ABC-JON JUARISTI

Pequeña aportación personal al concepto de tardocarlismo (según el maestro Camacho)

EN sus escritos sobre la España del Sexenio, Marx caracterizó a los seguidores de don Carlos como bandoleros. En todas partes, escribió, hay bandoleros, pero sólo en España existe un bandolerismo político: el carlismo.

En realidad, esta ocurrencia del don Carlos comunista no era muy original. Los revolucionarios franceses habían tratado de bandoleros a los vendeanos. Uno de los best-sellers del legitimismo borbónico se titula Une familie de brigands en 1793, novela de 1873, supuestamente autobiográfica, de Marie de Sainte Hermine. En realidad, la escribió un jesuita, Jean Charruau. Probablemente Victor Hugo se inspiró en ella para su Noventa y tres, publicada un año después.

También los orangistas habían colocado el marbete de bandidos a los jacobitas escoceses. Carlistas, vendeanos y jacobitas compartían algunos rasgos. En su mayoría eran campesinos, católicos y pobres. Seguían a reyes sin trono, a curas y a nobles de bajo rango. Portaban escapularios. No eran lo que se dice tolerantes en materia de ideas o creencias, pero lo de definirlos como bandidos parece pura propaganda del enemigo.

Ignacio Camacho considera que los nacionalismos vasco y catalán son formas de supervivencia del carlismo, y es evidente que no se equivoca, aunque su concepto de tardocarlismo (véase su columna del pasado 20 de junio) admitiría algún matiz. El nacionalismo vasco, en efecto, deriva en última

instancia del carlismo, pero a través del integrismo. ¿Qué fue el integrismo? Un carlismo sin Rey. Toda vez que para el carlismo Patria y Rey son la misma cosa, suprimir al Rey del lema tradicionalista implicó la pérdida de la noción de Patria. Sabino Arana, integrista vasco hijo de carlistas, reconstruyó a su modo el lema mutilado «Dios, Patria y Rey» como «Dios y Leyes Viejas» (Jaungoikoa

ta Lagi-Zarrak), que todavía hoy ostenta como lema propio el PNV. El canónigo mallorquín Antonio Alcover, coetáneo de Arana, integrista como este y, como este, hijo de carlistas, lo rehizo de otra forma: «Dios y la Lengua Vieja» (Déu i la Llengua Vetlla). En ambos casos se desvanece la patria común del carlismo y se sustituye por la metáfora de la patria de campanario, vasca o «catalano-valenciano-balear» en el caso de Alcover. De ahí arrancan los primeros nacionalismos secesionistas de la España del XIX.

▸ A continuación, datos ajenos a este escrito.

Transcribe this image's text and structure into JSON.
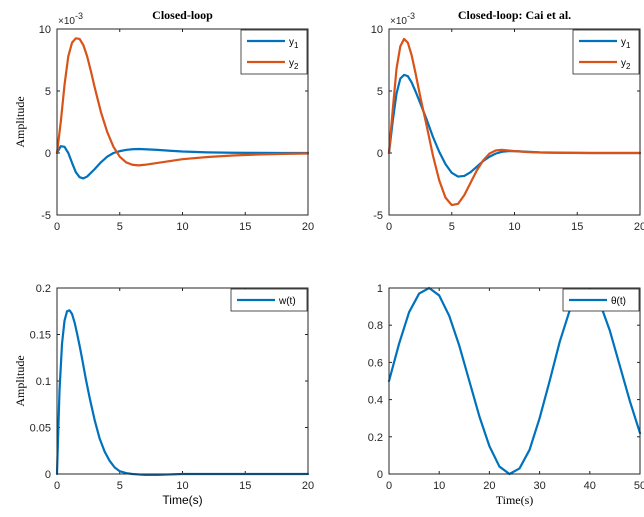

En el siglo XX ambos secesionismos perdieron el único elemento original que conservaban del primitivo lema carlista. El acelerado proceso de descristianización propició una transferencia de sacralidad desde Dios al proyecto de nación alternativo a España (Euskadi o Catalunya). Es cierto que el PNV ostenta aún el nombre de Dios en su lema (Jaungoikoa), pero es una reliquia desfuncionalizada. Tras la desaparición de las democracias cristianas, el PNV dejó de ser un partido confesional.

¿Qué es lo que conservan nacionalistas vascos y catalanes de sus lejanos orígenes carlistas? En rigor, después de la pérdida, por este orden, del Rey, de la Patria y de Dios, no puede hablarse del carlismo como supervivencia doctrinal. En los secesionismos, el carlismo se ha convertido en una simple referencia étnica, en un avatar de la raza vasca y de la raza catalana que, en el siglo XIX, se opuso con las armas en la mano a la soberanía nacional (o sea, a la España liberal), y, en el siglo XX, se opuso, también con las armas en la mano, a la soberanía nacional (esto es, a la España liberal). De ese carlismo sin Rey, sin Patria y sin Dios, los nacionalistas vascos y catalanes sólo guardan una pretensión de identidad. Como los identitarios europeos para los que el cristianismo ha devenido una mera barrera cultural que oponer a la islamización del paisaje.